Born in the early part of the twentieth century, George Washington Gómez is named after the American rebel and hero because his parents are certain their son will be a great man too. George, or Guálinto as he’s known, grows up in turbulent times. His family has lived for generations in what has become Texas. “I was born here. My father was born here and so was my grandfather and his father before him. And then they come, they come and take it, steal it and call it theirs,” his Uncle Feliciano rages.
The Texas Mexicans’ attempts to take back their land from the Gringos and the rinches—the brutal Texas Rangers—fail. Guálinto’s father, who never participated in the seditionist violence, is murdered in cold blood, and Feliciano makes a death-bed promise to raise his nephew without hatred.
Young Guálinto comes of age in a world where Mexicans are treated as second-class citizens. Teachers can beat and mistreat them with impunity, and most of his Mexican-American friends drop out of school at a young age. But the Gómez family insists that he continue his education, which they know he will need in order to do great things for his people. And so his school years create a terrible conflict within him: Guálinto alternately hates and admires the Gringo, loves and despises the Mexican.

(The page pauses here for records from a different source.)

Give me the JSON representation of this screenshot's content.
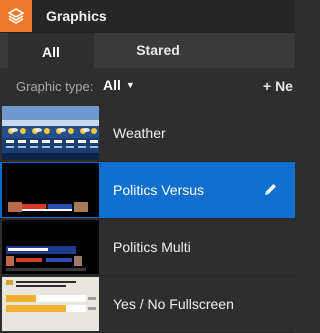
{
  "header": {
    "title": "Graphics",
    "icon": "layers-icon",
    "accent": "#ec7a2b"
  },
  "tabs": [
    {
      "label": "All",
      "active": true
    },
    {
      "label": "Stared",
      "active": false
    }
  ],
  "filter": {
    "label": "Graphic type:",
    "value": "All",
    "new_label": "+ Ne"
  },
  "list": {
    "items": [
      {
        "label": "Weather",
        "thumbnail": "weather-thumbnail",
        "selected": false
      },
      {
        "label": "Politics Versus",
        "thumbnail": "politics-versus-thumbnail",
        "selected": true,
        "action_icon": "pencil-icon"
      },
      {
        "label": "Politics Multi",
        "thumbnail": "politics-multi-thumbnail",
        "selected": false
      },
      {
        "label": "Yes / No Fullscreen",
        "thumbnail": "yes-no-thumbnail",
        "selected": false
      }
    ]
  },
  "colors": {
    "selected_row": "#0f6fcf",
    "background": "#2e2e2e"
  }
}
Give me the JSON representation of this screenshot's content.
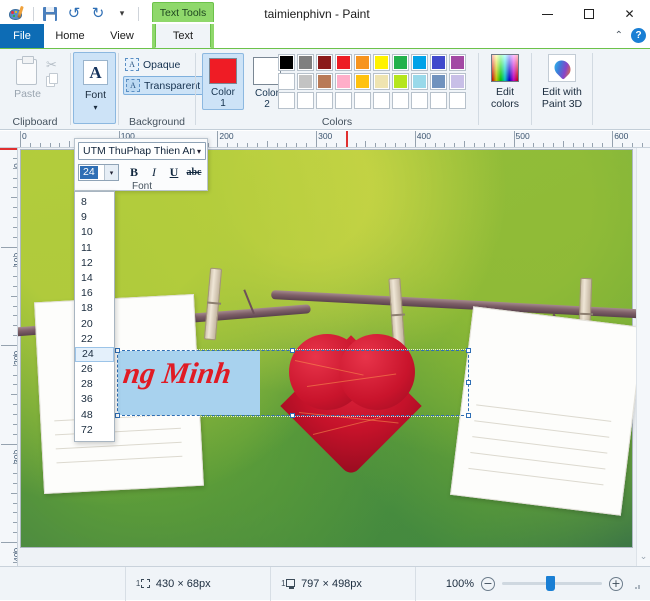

Written in the 1930s but not published until 1990, George Washington Gómez has become mandatory reading for anyone interested in Mexican-American literature, culture and history.
“An absorbing, heart-rending story told with sensitivity and wisdom . . . this book deserves a wide readership not only for its artistry but also for its subject matter.”—Beaumont Enterprise
“Paredes evokes boyhood with more sympathy than anyone since Dickens . . . an excellent book.”—Austin American Statesman
“Narrated in the traditional realism of the book’s era, this pioneering text is a photograph of the past, a look at the state of things and actions in the border states of the American Union. With a simplicity that avoids melodrama, Américo Paredes draws for us a dusty Texas where the horses are replaced by Ford T’s, the ranchers for the oilmen, and the old, Western-style shoot-outs for order and certain laws. Paredes could see the necessity and importance in the act of building a personality, a pride…whether we are George Washington Gómez or Obama Pérez, the identity is what counts, the name is the least of it.”
—Hola Cultura: DC’s Cultural Hub
AMÉRICO PAREDES (1915-1999), the famed Chicano folklorist who died at the age of 84, is widely considered to have been at the forefront of the movement that saw the birth of Chicana/o literary and cultural studies as an academic discipline in the 1970s and 1980s. He was professor emeritus at the University of Texas at Austin and the author of numerous ground-breaking works, including With a Pistol in His Hand: A Border Ballad and Its Hero (University of Texas Press, 1970), the novel George Washington Gómez (Arte Público Press, 1990), a collection of stories, The Hammon and the Beans and Other Stories (Arte Público Press, 1994) and two collections of poetry: Cantos de adolescencia / Songs of Youth (Arte Público Press, 2007) and Between Two Worlds (Arte Público Press, 1990).